Re: [PATCH] Tokenizer

From: Amos Jeffries <squid3_at_treenet.co.nz>
Date: Tue, 07 Jan 2014 12:14:04 +1300

On 2014-01-07 10:23, Kinkie wrote:
> Hi,
> here's a merge proposal for Parser::Tokenizer, an implementation of
> the API suggested by Alex.
>
> The feature branch is available at lp:~squid/squid/sbuf-tokenizer

in src/parser/Tokeniser.h
* documentation call the second parameter of token() 'delimiters' but
the code calls it 'whitespace'. Please be consistent, keeping in mind
there is no dependency on it being whitespace (ie "Foo:,,,blah,,,\n"
will have delims "," to be skipped)
  + the .cc needs to be updated to match the choice here.

* comment "Use three prefix() calls instead" is inaccurate.
  The code may require non-3 numbers of prefix() calls. You can remove
"three" and possibly also "calls" from that statement.

* the comments suffix "(a token)" on all the skip() methods seem
unnecessary, and 'token' means different things to the different layers
of the parser we will be dealing with. Best not to confuse future dev.

* double-empty line after class definition.

Regarding the semantics of prefix():
   It would be useful to have the capacity for limiting how long the
prefix will search down the buffer. A third SBuf::size_type N=npos
parameter would allow us to do things like search for up to 16 bytes of
method name and error quickly on 32KB of random hex data.
  - token() would be nice limiting too, but as long as prefix provides it
we can refer to prefix() for all cases where length safety is needed.

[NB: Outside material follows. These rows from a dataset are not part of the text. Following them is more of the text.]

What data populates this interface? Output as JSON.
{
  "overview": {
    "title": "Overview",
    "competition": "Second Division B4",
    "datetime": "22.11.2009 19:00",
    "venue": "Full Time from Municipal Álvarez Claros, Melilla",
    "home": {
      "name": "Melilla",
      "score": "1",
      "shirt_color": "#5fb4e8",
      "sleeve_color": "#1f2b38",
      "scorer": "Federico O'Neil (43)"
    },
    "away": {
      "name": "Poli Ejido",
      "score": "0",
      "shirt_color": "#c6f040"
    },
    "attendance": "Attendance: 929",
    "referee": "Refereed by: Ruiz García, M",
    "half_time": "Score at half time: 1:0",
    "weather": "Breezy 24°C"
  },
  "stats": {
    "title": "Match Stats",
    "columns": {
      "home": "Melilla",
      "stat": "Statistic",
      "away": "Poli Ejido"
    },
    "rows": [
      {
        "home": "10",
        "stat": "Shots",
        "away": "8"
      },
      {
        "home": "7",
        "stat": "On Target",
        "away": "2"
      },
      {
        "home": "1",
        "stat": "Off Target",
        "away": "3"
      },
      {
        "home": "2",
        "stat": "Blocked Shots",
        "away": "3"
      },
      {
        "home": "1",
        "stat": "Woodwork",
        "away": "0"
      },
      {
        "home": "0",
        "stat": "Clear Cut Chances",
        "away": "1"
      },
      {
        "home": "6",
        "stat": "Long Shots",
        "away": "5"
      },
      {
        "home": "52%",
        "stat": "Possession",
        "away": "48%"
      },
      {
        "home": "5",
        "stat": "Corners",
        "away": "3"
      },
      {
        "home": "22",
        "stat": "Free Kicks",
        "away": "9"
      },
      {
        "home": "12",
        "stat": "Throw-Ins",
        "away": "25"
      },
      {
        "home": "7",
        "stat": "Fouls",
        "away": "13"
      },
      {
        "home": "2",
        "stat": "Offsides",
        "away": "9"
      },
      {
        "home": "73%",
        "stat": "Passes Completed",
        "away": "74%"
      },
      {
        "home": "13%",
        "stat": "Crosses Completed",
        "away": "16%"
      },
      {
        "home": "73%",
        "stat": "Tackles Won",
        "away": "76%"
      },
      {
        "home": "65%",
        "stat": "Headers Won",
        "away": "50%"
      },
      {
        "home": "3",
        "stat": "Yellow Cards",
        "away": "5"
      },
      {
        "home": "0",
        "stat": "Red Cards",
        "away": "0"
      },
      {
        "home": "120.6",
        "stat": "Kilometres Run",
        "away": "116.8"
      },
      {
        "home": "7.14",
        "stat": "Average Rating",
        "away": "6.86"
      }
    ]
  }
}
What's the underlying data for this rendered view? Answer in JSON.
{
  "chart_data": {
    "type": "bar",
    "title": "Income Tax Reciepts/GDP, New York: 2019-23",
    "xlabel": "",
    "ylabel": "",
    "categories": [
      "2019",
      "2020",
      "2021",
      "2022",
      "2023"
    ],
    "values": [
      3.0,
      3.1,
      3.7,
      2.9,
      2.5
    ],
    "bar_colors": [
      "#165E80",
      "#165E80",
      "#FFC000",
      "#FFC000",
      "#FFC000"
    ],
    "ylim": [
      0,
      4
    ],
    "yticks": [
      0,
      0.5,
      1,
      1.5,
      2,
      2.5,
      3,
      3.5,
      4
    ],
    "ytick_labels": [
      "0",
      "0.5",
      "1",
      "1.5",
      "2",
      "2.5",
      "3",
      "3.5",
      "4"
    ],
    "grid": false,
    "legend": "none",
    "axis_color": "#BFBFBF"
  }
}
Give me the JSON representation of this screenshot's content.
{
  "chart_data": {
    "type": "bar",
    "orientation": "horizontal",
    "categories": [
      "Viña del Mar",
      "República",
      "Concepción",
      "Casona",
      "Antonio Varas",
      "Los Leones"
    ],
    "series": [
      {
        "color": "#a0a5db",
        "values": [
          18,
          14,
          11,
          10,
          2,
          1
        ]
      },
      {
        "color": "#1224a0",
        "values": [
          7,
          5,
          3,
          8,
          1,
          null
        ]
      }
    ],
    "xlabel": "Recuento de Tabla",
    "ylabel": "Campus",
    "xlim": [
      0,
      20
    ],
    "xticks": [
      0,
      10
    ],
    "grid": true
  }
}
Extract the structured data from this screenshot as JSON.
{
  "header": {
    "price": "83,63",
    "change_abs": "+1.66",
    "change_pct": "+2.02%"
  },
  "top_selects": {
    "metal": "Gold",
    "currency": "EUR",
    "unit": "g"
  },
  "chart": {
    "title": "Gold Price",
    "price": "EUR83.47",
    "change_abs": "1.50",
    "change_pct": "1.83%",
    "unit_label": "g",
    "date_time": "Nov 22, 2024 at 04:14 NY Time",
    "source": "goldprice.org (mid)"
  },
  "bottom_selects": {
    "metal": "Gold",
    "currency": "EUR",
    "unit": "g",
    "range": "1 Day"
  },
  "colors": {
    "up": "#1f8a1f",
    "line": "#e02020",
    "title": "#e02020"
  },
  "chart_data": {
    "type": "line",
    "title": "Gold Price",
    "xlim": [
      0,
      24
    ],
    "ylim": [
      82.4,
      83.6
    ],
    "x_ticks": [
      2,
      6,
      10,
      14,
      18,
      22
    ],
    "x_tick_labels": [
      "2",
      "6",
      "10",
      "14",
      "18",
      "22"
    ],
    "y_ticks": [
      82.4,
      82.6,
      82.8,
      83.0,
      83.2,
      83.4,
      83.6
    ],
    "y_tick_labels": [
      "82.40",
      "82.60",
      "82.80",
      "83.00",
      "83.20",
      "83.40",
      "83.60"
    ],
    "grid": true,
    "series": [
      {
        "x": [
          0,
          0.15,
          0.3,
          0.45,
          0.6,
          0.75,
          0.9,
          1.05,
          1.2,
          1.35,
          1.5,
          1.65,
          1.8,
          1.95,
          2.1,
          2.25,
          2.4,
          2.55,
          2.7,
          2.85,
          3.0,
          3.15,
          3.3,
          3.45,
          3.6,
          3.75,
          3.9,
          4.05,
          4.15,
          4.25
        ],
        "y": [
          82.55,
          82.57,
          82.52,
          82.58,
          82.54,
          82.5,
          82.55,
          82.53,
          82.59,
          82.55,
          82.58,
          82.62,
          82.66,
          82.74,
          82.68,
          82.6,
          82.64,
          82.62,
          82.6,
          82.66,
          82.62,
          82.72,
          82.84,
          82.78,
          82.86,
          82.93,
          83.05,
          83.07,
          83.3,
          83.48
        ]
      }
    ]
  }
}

in src/parser/testTokenizer.cc:
* no need for empty line after squid.h

* please use the standard token types now defined in CharacterSet for
these test parses instead of defining some wrong sets with same names
(ie "whitespace", "crlf").
  - New custom sets are of course okay but should be clearly custom
designs.

* testTokenizer::testCharacterSet() does nothing.

* simple construct/destruct tests are missing.
   - how do we know the buffer bytes parsed are actually the ones given
before testing prefix()/token()/skip() ?
   - how can we be sure the Tokenizer is not triggering a wasteful
data-copy in its constructor?

* testTokenizer::testTokenizerPrefix() seems wrong in several ways.
  - Just provide random input with various edge cases you can think of
embeded (a fuzz test might be good there).
  - It is currently (badly) replicating things more properly found in
testHttpParser units and implying that those calls might be how the HTTP
is actually parsed (ALPHA-only method name etc).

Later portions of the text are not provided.